Netflix's The Haunting of Hill House is available now on Netflix, so you can start streaming whenever you want. Keep reading if you want to know what we thought of the full 10-episode season.
Horror movies often save their biggest scares for the latter half, building up tension before exploding into all out terror. Extrapolate that over 10 hour-long episodes, and you have Netflix's newest horror show, The Haunting of Hill House. It makes for some fantastically scary final episodes and a relatively slow early half. If you can get invested in the Crains' family drama, it's worth sticking through.
That family drama can at first be hard to follow. The Crains are a big, unhappy family, and The Haunting of Hill House jumps frequently between their childhood and adults selves. That means there are young and old versions of Nelly Crain (Violet McGraw/Victoria Pedretti), Luke Crain (Julian Hilliard/Oliver Jackson-Cohen), Theo Crain (Mckenna Grace/Kate Siegel), Shirley Crain (Lulu Wilson/Elizabeth Reaser), and Steven Crain (Paxton Singleton/Michiel Huisman), not to mention their father, Hugh Crain (Henry Thomas/Timothy Hutton), their mother, Olivia (Carla Gugino), and various other characters like Hill House's dual caretakers, the adult characters' various spouses, and more. Especially at first, it can simply be hard to follow which young character corresponds to which adult character, despite the show's sometimes half-hearted efforts to give them similar mannerisms or otherwise connect the young and old versions visually.
The Haunting of Hill House follows the Crains throughout their strange, cursed lives, from the moment they move into Hill House--meant to be a single summer spent remodeling the house so they can sell it--to, in some cases, their bitter ends. Hill House's first victim (among the Crain family, at least) is the mother, Olivia, whose mysterious death haunts the family for the rest of their lives. In the present, they wrestle with another death while fighting with each other over hurts both petty and real.

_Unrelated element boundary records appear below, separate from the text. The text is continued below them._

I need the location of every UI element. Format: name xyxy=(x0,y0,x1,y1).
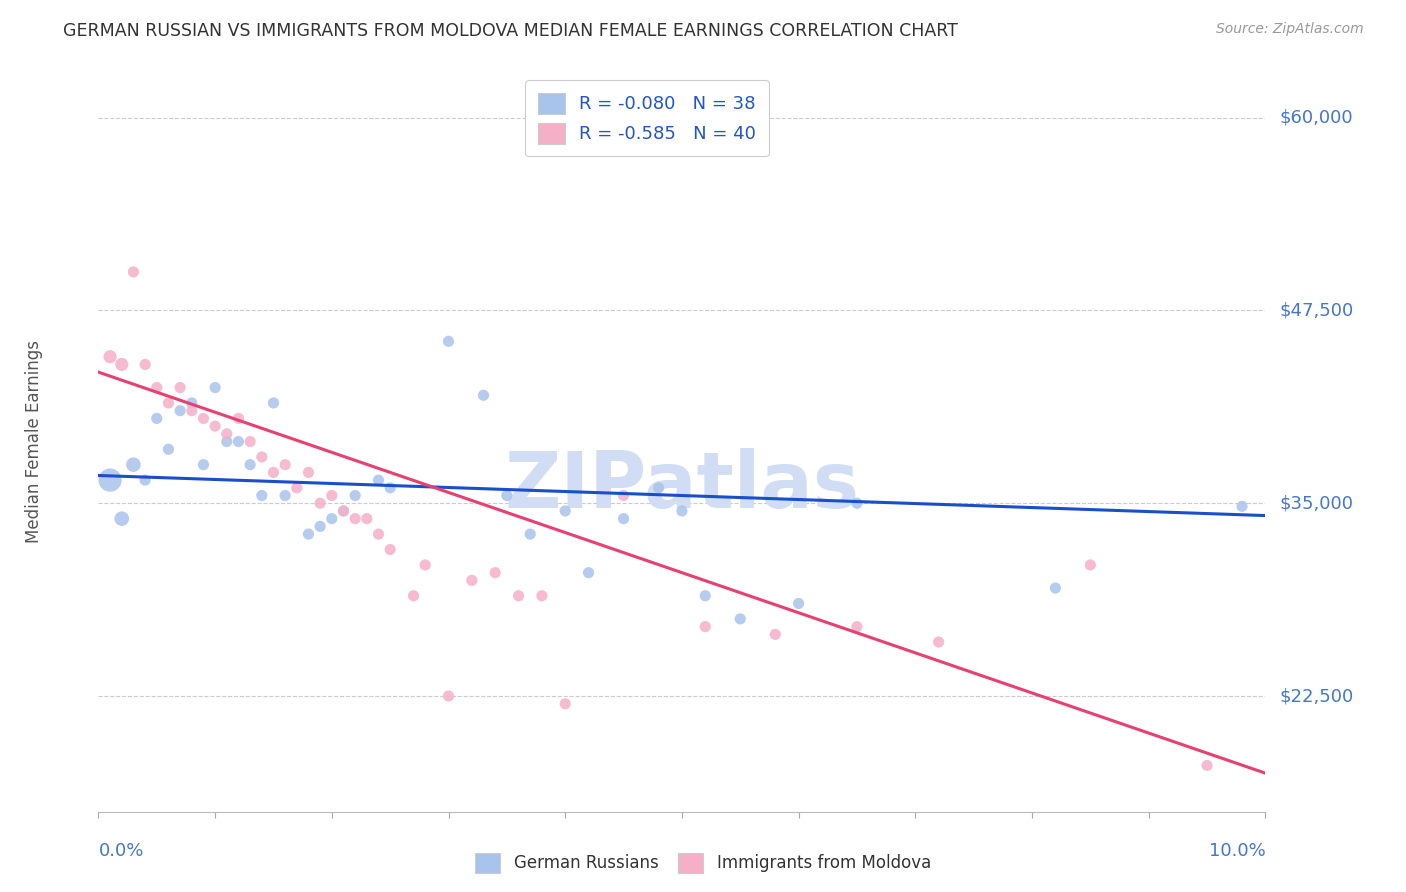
Point xyxy=(204,419,226,434)
Point xyxy=(1230,500,1253,514)
Point xyxy=(519,527,541,541)
Point xyxy=(1045,581,1067,595)
Point xyxy=(928,635,950,649)
Point xyxy=(332,504,354,518)
Point xyxy=(146,411,169,425)
Point xyxy=(695,589,717,603)
Point xyxy=(274,489,297,503)
Point xyxy=(356,511,378,525)
Point xyxy=(612,511,634,525)
Point xyxy=(367,527,389,541)
Point xyxy=(134,358,156,372)
Point xyxy=(157,396,180,410)
Point xyxy=(695,620,717,634)
Point xyxy=(180,396,202,410)
Point xyxy=(111,511,134,525)
Point xyxy=(309,496,332,510)
Legend: R = -0.080   N = 38, R = -0.585   N = 40: R = -0.080 N = 38, R = -0.585 N = 40 xyxy=(524,80,769,156)
Point xyxy=(180,403,202,417)
Point xyxy=(1080,558,1102,572)
Point xyxy=(98,473,121,487)
Text: $35,000: $35,000 xyxy=(1279,494,1354,512)
Point xyxy=(344,489,367,503)
Text: 0.0%: 0.0% xyxy=(98,842,143,860)
Point xyxy=(578,566,600,580)
Point xyxy=(484,566,506,580)
Point xyxy=(508,589,530,603)
Text: $60,000: $60,000 xyxy=(1279,109,1353,127)
Point xyxy=(239,458,262,472)
Text: ZIPatlas: ZIPatlas xyxy=(505,448,859,524)
Point xyxy=(228,434,250,449)
Point xyxy=(321,511,343,525)
Text: $22,500: $22,500 xyxy=(1279,687,1354,705)
Point xyxy=(846,496,869,510)
Point xyxy=(122,265,145,279)
Point xyxy=(193,458,215,472)
Point xyxy=(344,511,367,525)
Point xyxy=(612,489,634,503)
Point xyxy=(1195,758,1218,772)
Point xyxy=(554,504,576,518)
Point xyxy=(846,620,869,634)
Point xyxy=(380,481,402,495)
Point xyxy=(111,358,134,372)
Point xyxy=(763,627,786,641)
Point xyxy=(671,504,693,518)
Point xyxy=(530,589,553,603)
Point xyxy=(380,542,402,557)
Point xyxy=(228,411,250,425)
Point xyxy=(169,403,191,417)
Point xyxy=(321,489,343,503)
Point xyxy=(239,434,262,449)
Point xyxy=(496,489,519,503)
Point xyxy=(787,597,810,611)
Point xyxy=(215,434,238,449)
Point xyxy=(250,450,273,464)
Point xyxy=(262,396,284,410)
Text: Median Female Earnings: Median Female Earnings xyxy=(25,340,44,543)
Point xyxy=(647,481,669,495)
Point xyxy=(204,380,226,394)
Point xyxy=(134,473,156,487)
Point xyxy=(461,574,484,588)
Point xyxy=(309,519,332,533)
Text: Source: ZipAtlas.com: Source: ZipAtlas.com xyxy=(1216,22,1364,37)
Point xyxy=(98,350,121,364)
Point xyxy=(367,473,389,487)
Point xyxy=(274,458,297,472)
Point xyxy=(332,504,354,518)
Point xyxy=(413,558,436,572)
Point xyxy=(215,426,238,441)
Point xyxy=(193,411,215,425)
Point xyxy=(730,612,752,626)
Point xyxy=(262,466,284,480)
Point xyxy=(402,589,425,603)
Point xyxy=(472,388,495,402)
Point xyxy=(437,334,460,349)
Point xyxy=(169,380,191,394)
Text: 10.0%: 10.0% xyxy=(1209,842,1265,860)
Point xyxy=(297,527,319,541)
Text: GERMAN RUSSIAN VS IMMIGRANTS FROM MOLDOVA MEDIAN FEMALE EARNINGS CORRELATION CHA: GERMAN RUSSIAN VS IMMIGRANTS FROM MOLDOV… xyxy=(63,22,957,40)
Point xyxy=(437,689,460,703)
Point xyxy=(157,442,180,457)
Point xyxy=(122,458,145,472)
Text: $47,500: $47,500 xyxy=(1279,301,1354,319)
Point xyxy=(297,466,319,480)
Legend: German Russians, Immigrants from Moldova: German Russians, Immigrants from Moldova xyxy=(468,847,938,880)
Point xyxy=(554,697,576,711)
Point xyxy=(285,481,308,495)
Point xyxy=(250,489,273,503)
Point xyxy=(146,380,169,394)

If you stick with it, you'll eventually connect the dots, although stretched out as it is across 10 episodes, the drama can still be exhausting. That's in large part due to the show's structure. It's not just the constant jumping between past and present; the show also likes to show us only bits and pieces of events, deliberately keeping us in the dark until it feels like making certain reveals. The season's first half also repeats itself constantly, as each episode covers the same series of events from a different character's perspective (and remember, there are a ton of them). That makes for lots of repetition, glacial pacing, and an overall feeling of treading water.
The upside of that is it makes each episode's one or two really solid scares all the more startling. And halfway through the season, when all the characters' storylines catch up to one another and they finally come together, things pick up considerably. Around the same time, the scares get more intense, with the greatest jumps coming late in the season. If you're in it just for those, you might find it taxing to sit through the early episodes. That said, there's plenty more to appreciate about the season as a whole.
Take the house itself. Hill House is very well designed, with multiple set pieces within the structure that will quickly jump out and lodge themselves in your imagination. There's the red door that's always locked and can't be opened with any tools or force, and the red room behind it that seems to be occupied, though that's clearly impossible. There's the iron spiral staircase with the Chekhov's gun of loosely tied hemp ropes ever present tied around it, the eery statue gallery the characters barely acknowledge--like it's totally normal to have a room full of creepy sculptures in the middle of your home--and the dumb waiter leading to a secret basement that's not on any floor plan.
By the same token, Hill House is full of strongly characterized spooks, ghouls, and specters. There's the Bent Neck Lady, a floating ghost who appears to Nelly in her bed as a child, and elsewhere later in life. There's the Bowler Hat Man, an impossibly tall Slender Man lookalike who rhythmically taps his cane despite floating above the ground. There's a gnarled old lady who seems tied to one bedroom, an ephemeral girl who lives in the woods and visits to play with Luke, and the manipulative 1920s flapper girl. And there may or may not be a zombie in the basement.
The Haunting of Hill House is a horror movie in slow motion. It has too many characters, and gives too few answers. But it's also an atmospheric trip through one family's life, with a long, detailed view of the traumas they experience at the hands of a single haunted house and the ghouls that inhabit it. Even though it's slow at the start, it's worth seeing through to the end.
The Haunting of Hill House is streaming now on Netflix.